Figure 3
From: Generalising from conventional pipelines using deep learning in high-throughput screening workflows

Measuring Deep learning (DL) generalisation robustness with noisy label data for semantic segmentation. Result of the three complementary methods assessing the Convolutional Neural Network (CNN) capacity of overcoming segmentation errors. Comparison of CNN deep learning (CDL) prediction and Conventional image processing (CIP, Method for label generation). (A) Results of the qualitative analysis: Expert rating. Violin plots represent the distribution of the score given to each method in the double-blinded test.The CDL method scored significantly higher in all the expert. (B,C) Results of the quantitative analysis: Detection as a surrogate metric. (B) Scatter plots representing the misclassification ratio of a method (CIP or CDL) compared to human annotations. Each point represents the result of a given expert for a given class and method. Therefore, there are 4 points, one for each expert, per class and method. The highest the error ratio, the worse the method performance. (C) Results of the quantitative analysis: Detection as a surrogate metric.

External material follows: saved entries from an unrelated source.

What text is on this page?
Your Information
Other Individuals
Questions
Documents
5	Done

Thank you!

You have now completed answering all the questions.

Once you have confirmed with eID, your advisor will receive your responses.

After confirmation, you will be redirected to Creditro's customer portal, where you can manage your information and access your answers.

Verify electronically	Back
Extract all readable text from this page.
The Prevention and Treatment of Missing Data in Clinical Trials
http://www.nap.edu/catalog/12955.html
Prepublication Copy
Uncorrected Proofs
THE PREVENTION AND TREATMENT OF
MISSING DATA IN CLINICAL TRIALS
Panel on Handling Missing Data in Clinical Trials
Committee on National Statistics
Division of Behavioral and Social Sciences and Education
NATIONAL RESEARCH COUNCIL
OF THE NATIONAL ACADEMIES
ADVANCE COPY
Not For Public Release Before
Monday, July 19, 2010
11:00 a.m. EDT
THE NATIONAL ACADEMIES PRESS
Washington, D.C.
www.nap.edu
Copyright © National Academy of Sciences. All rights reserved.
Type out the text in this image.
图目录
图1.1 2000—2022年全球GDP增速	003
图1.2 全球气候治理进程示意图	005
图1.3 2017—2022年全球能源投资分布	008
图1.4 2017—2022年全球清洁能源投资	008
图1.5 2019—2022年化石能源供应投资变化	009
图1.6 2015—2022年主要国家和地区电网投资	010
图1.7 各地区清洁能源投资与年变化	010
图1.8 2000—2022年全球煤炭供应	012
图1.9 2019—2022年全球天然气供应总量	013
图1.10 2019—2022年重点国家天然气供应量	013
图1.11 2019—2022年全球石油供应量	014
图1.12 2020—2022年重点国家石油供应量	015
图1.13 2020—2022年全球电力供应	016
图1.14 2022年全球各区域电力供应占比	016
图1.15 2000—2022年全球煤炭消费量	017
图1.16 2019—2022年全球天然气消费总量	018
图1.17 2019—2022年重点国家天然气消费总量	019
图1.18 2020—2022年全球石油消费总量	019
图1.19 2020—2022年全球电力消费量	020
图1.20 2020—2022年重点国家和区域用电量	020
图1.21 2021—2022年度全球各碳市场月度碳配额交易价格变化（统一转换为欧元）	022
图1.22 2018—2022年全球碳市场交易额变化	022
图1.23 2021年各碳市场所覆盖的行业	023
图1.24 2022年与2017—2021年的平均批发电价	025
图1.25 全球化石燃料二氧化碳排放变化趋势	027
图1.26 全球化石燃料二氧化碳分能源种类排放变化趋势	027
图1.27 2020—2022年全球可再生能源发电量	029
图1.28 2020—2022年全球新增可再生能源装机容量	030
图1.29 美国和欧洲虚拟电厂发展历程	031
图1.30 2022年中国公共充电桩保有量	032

Plots represent the average number of Bounding Box intersections between the manual reference generated by the four experts and the evaluated method. Error bars represent standard deviation. Overlapping levels split as follows: On the left, lower overlap (between 0.1 and 0.49) and on the right, higher overlap (0.5 to 1). For both classes (Phagophore and Autolysosome) and both overlapping ranges, the number of detected events is higher in the CDL segmentation than in the CIP one. (D,E) Results of the quantitative analysis: Detection as a surrogate metric CIP results are presented in light orange, CDL results in dark blue. (D) Aggregated metrics. (E) Metrics broken-down per class. The CDL method showed a better performance in line with the results obtained with the previous methods.